Energy projects worth $622bn are planned in the Mena region over the next five years, Arab Petroleum Investments Corporation (Apicorp) has said in a report. 
Apicorp estimates that energy projects worth $337 were underway in the Mena region in 2017. In 2018, the level of committed Mena projects increased to $345bn, but the planned projects decreased to $574bn.
“This decrease is due to the ongoing downward revisions to supply and demand needs, changing export strategies, reform programmes affecting local markets’ strained government finance,” Apicorp’s chief economist said in an outlook. 
The world is gradually building its 21st century’s energy system, in which fossil fuels and renewables will coexist, the report noted. 
Gas, the “fastest growing and ubiquitous” fuel, with renewables, thanks to a battery of policy support measures, account for 35% of the world’s primary energy consumption, Apicorp said.
In terms of liquefied natural gas, the report noted the LNG industry seems to have emerged from the “investment impasse” of 2016-2017 (5-10mn tonnes per year (mtpy) of Final Investment Decisions FIDs per year versus 20-30 mtpy during 2011-2014), thanks to the marketing structure adopted by LNG Canada’s sponsors. 
However, it said long-term contracting is still a major requisite for investment decisions. 
“US LNG positioning, coal demand, among others, will dictate whether we face a future glut or not. This will affect prices and inter-fuel competition, including in Mena where LNG imports fell 41% in 2018, and in other growing energy markets,” Apicorp said.
It sees “fundamentals to continue to govern oil prices in the face of a highly volatile market.”
The consensus view is that US production will grow by around 1.2mn barrels per day in 2019. The ‘Permian’ has room to expand production, depending on how operators and service companies will manage debottlenecking and ‘Drilled but Uncompleted Wells’ (DUCs).
Opec+ (Opec and allies) cuts try to balance the market in the short term. By the second half of 2019, Brent would trade between $60-70/b, barring a sharp economic slowdown. Then, if additional supply growth materialises in a context of weaker demand, it might get back to “lower for longer”, Apicorp said.
In parallel, the International Energy Agency (IEA) says global energy investment declined for the third consecutive year in 2017 to $1.8tn.
“Among the traditional energy players, we see a new cycle of convergence and integration between upstream, downstream and utilities. Clean and digital energy still represents less than 3% of capital spend since 2010 by oil and gas companies,” Apicorp said.

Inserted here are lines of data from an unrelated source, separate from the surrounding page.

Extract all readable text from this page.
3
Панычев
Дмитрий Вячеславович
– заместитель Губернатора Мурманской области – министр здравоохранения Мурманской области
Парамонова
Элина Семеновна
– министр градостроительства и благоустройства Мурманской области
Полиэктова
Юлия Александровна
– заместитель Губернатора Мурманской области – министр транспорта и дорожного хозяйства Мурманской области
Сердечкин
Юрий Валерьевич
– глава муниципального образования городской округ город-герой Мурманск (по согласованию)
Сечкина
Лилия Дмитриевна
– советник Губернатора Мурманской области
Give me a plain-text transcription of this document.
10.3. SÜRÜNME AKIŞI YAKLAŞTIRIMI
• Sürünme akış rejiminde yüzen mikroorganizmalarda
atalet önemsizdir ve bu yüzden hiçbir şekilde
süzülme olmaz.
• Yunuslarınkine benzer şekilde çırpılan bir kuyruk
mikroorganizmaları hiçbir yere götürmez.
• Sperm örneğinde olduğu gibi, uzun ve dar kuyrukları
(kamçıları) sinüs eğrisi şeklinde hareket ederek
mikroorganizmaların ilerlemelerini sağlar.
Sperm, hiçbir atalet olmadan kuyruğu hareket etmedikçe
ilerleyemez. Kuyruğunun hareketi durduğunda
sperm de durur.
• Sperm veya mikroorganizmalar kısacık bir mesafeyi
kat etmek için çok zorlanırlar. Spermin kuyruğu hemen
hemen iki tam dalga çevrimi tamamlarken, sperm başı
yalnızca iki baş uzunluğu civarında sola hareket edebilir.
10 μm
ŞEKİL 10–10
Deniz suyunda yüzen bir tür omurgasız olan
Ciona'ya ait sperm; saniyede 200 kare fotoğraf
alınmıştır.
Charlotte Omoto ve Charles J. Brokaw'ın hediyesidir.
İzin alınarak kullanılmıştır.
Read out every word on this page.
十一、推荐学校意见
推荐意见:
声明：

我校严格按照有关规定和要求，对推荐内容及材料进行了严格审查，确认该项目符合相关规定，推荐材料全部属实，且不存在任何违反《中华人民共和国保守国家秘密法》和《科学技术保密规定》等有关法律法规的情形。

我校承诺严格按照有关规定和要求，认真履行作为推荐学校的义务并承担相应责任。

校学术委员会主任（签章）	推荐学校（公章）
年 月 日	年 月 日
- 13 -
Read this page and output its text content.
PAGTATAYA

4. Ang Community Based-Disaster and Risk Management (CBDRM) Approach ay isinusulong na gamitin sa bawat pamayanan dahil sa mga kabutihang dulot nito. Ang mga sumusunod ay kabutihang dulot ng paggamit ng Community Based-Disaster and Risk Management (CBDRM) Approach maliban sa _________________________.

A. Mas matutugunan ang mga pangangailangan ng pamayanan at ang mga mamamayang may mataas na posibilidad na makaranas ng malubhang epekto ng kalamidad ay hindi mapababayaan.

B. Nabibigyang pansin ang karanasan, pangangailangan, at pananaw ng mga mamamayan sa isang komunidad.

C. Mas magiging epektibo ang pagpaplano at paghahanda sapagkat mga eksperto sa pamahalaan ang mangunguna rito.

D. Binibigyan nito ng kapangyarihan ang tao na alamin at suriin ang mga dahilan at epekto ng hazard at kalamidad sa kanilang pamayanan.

However, with climate concerns, all players are investing to reduce the carbon intensity of their operations and their products lifecycles. Diversification into mobility, logistics, petrochemicals, utilities and storage, is driving the strategies of several majors and NOCs. 
Despite more capital discipline expected in 2019, the US energy industry, including unconventional, continues to have relatively easy access to capital, through publicly issued securities, foreign backers and domestic private equity. 
“The picture in the rest of the world is mixed,” Apicorp said.